Anya s’en voulait de n’avoir pas couru plus vite, de n’être pas arrivée à temps. Elle injuriait son vieux corps, ce cœur usé, ce pauvre souffle.
« Sale carcasse », répétait-elle.
Anton lui prit la main : « Tu as fait ce que tu pouvais. Un jour, ensemble, nous le retrouverons quoi qu’il arrive, et il saura.
— Ce sera trop tard.
— Au moins, il saura. Il faudra qu’il sache la vérité.

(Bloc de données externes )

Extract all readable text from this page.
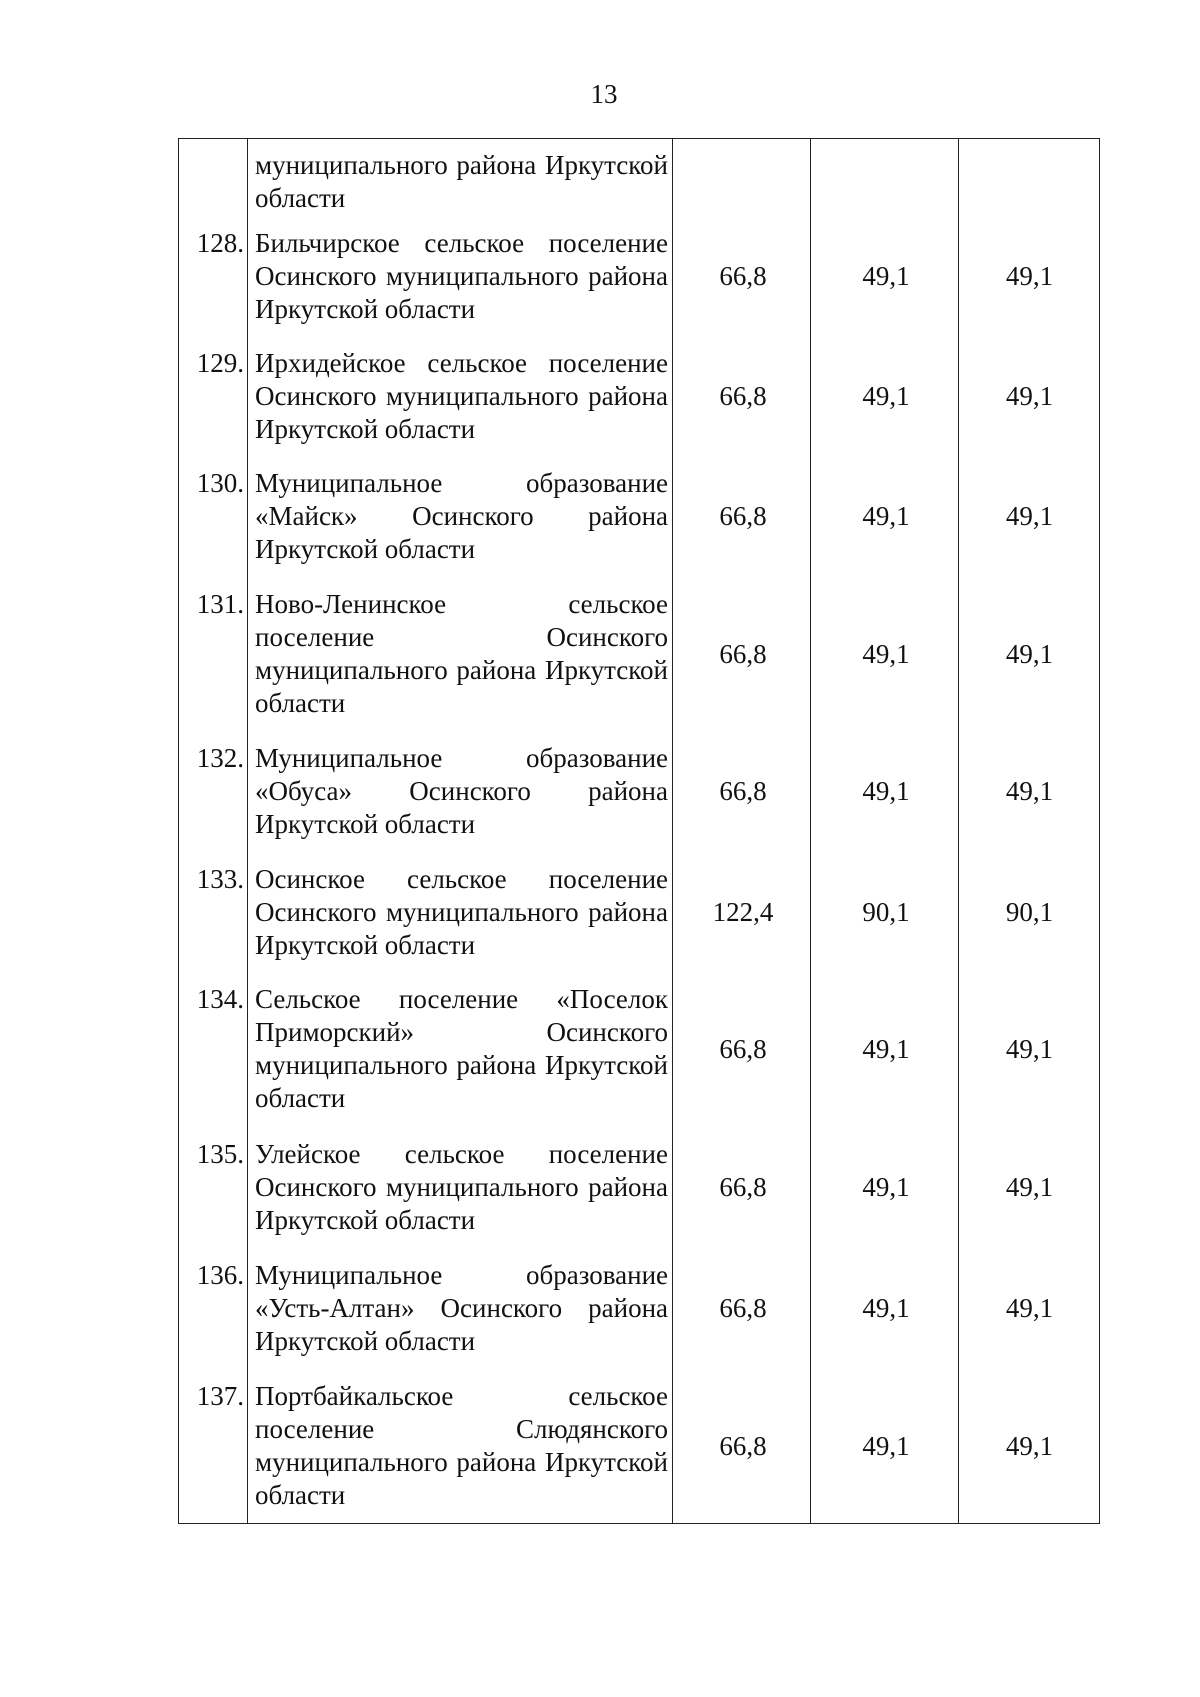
13
муниципального района Иркутской области
128. Бильчирское сельское поселение Осинского муниципального района Иркутской области
66,8	49,1	49,1
129. Ирхидейское сельское поселение Осинского муниципального района Иркутской области
66,8	49,1	49,1
130. Муниципальное образование «Майск» Осинского района Иркутской области
66,8	49,1	49,1
131. Ново-Ленинское сельское поселение Осинского муниципального района Иркутской области
66,8	49,1	49,1
132. Муниципальное образование «Обуса» Осинского района Иркутской области
66,8	49,1	49,1
133. Осинское сельское поселение Осинского муниципального района Иркутской области
122,4	90,1	90,1
134. Сельское поселение «Поселок Приморский» Осинского муниципального района Иркутской области
66,8	49,1	49,1
135. Улейское сельское поселение Осинского муниципального района Иркутской области
66,8	49,1	49,1
136. Муниципальное образование «Усть-Алтан» Осинского района Иркутской области
66,8	49,1	49,1
137. Портбайкальское сельское поселение Слюдянского муниципального района Иркутской области
66,8	49,1	49,1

— Tu as raison, nous le retrouverons. »
Ils iraient jusqu’à l’adresse indiquée au revers de l’enveloppe, c’était loin, à l’autre bout du pays. Ils connaissaient son prénom, ils possédaient sa photo, ils interrogeraient chaque villageois, ils le reconnaîtraient dans ce chandail bleu qu’il devait porter quotidiennement, car la trame en paraissait usée, ramollie.
Anya se pencha, toucha de ses lèvres l’oreille de la jeune femme. Tous deux venaient de se mettre d’accord sur les paroles qu’elle allait prononcer.
Anton posa sa main sur le dos de sa femme ; les mots retrouveraient plus facilement leur chemin.